Last week, the New York Times published a fascinating article on what it is that presidential science advisors actually do. Officially, the hook was that the confirmation hearings for Eric Lander, President Biden’s nominee for science advisor, have finally begun (and have been surprisingly feisty). But the timing seems mainly to have been a prompt for the Times to muse on the relationship between the president’s science advisor and science policy, writ large.
As the story notes and you’ve heard from me before, federal funding levels for science have become somewhat detached from presidential authority. Under Trump, funding for the federal science agencies actually increased, despite the administration’s general hostility toward scientific research. More recently, the Senate and the House are dickering over competing science bills, the Endless Frontier Act and the National Science Foundation for the Future Act, each designed to boost research funding for the NSF. And meanwhile, even without a confirmed science advisor, the Biden administration has already made several key science-related announcements, including the decision to rejoin the Paris Climate Agreement. Also: Half the country has been vaccinated.
So, the article asks, if all of this is happening without a science advisor, do science advisors actually matter for science policy?
Of course they do!
First of all, Biden has an active Office of Science and Technology Policy. It just doesn’t have an official, confirmed director—yet. But perhaps more importantly, the focus on funding requests as a proxy for science policy is a category error, because science policy is so much more than research policy. And besides, Congress holds the powers of the purse.
For a “presidential style” of science policy, the real action is in the executive functions—the staffing and rule-making of the various executive agencies that carry out the day-to-day work of government, as well as from the policymaking bodies within the White House that set the agenda for the rest of government. In science and technology policy, you see this particularly in the use of executive orders, in administrative rule-making, and the make-up of science advisory boards.

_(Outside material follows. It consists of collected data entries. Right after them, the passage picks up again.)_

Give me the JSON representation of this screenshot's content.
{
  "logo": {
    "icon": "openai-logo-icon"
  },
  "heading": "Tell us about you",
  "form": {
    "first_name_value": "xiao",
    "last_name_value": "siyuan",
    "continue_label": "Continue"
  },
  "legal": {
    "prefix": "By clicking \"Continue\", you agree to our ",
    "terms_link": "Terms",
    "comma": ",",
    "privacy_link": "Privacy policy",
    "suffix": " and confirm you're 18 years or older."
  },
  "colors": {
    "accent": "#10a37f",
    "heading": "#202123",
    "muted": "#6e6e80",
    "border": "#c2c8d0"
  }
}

The role of the science advisor is to set the tone.
In part because of the COVID-19 pandemic, much of the public discussion of the Trump administration’s science policies focused on its active rejection of scientific consensus. I would argue the more consistent effect was simply to create a vacuum anywhere that there should have been scientific information. This was more than an issue simply of understaffing OSTP and failing to appoint a science advisor for two years; by the time the pandemic broke, career scientists had left federal agencies in droves. Other policies, like the EPA’s so-called Transparency Rule, made it harder for federal agencies to incorporate independent scientific data or for credentialed scientists to serve on advisory boards. The cumulative effect of all of this wasn’t so much to overrule or interfere with scientific findings—although that did sometimes happen—but rather to eliminate scientific expertise on any number of topics from federal policymaking altogether.
Biden, with his campaign refrain of “Listen to the scientists,” obviously had a different approach in mind. Back in October, I wondered what that meant. Would this be about “trusting science” or “being guided by science”? Three months in, it seems fairly clear that the Biden administration sees scientific expertise as necessary, but not sufficient, for decision-making in a democracy. That’s good!
This approach also may help explain what might otherwise appear to be a lack of urgency about the science advisor confirmation hearings. Generally speaking, an approach that emphasizes taking scientists’ advice into account, rather than as fiat, also recognizes that no one scientist is going to know everything. Lander himself is a geneticist. Alondra Nelson, OSTP’s Deputy Director for Science and Society, is a sociologist. Jane Lubchenko, OSTP’s Deputy Director for Climate and Environment, is an environmental scientist and marine ecologist. None of them can, would, or should pretend to be experts on all scientific and technological disciplines.
And that brings us back to “scientific integrity.” Recall that, back in January, Biden issued an executive memorandum with the unwieldy title of “Restoring Trust in Government Through Scientific Integrity and Evidence-Based Policymaking.” Among other things, the memo outlined procedures to rebuild science advisory boards and established an interagency task force to “conduct a thorough review of the effectiveness of agency scientific-integrity policies.” One of the things that I find most interesting about this process is that it’s not meant to just be a fact-finding operation about what happened with science under the Trump administration, but rather an opportunity to explore what “scientific integrity” means in the first place.
In any case, the task force is now up and running. The letter announcing its establishment, issued in late March, states that the body will focus on four key points:
- Preventing “improper political interference”
- Preventing the “suppression or distortion” of scientific and technological findings
- Supporting researchers of all genders, races, ethnicities, and backgrounds—diversity initiatives
- Ensuring an equitable delivery of federal programs—thinking about the impact, not just intent, of programs involving science
Congress handles the money. If you want to know what science policy looks like under Biden, keep an eye on this task force.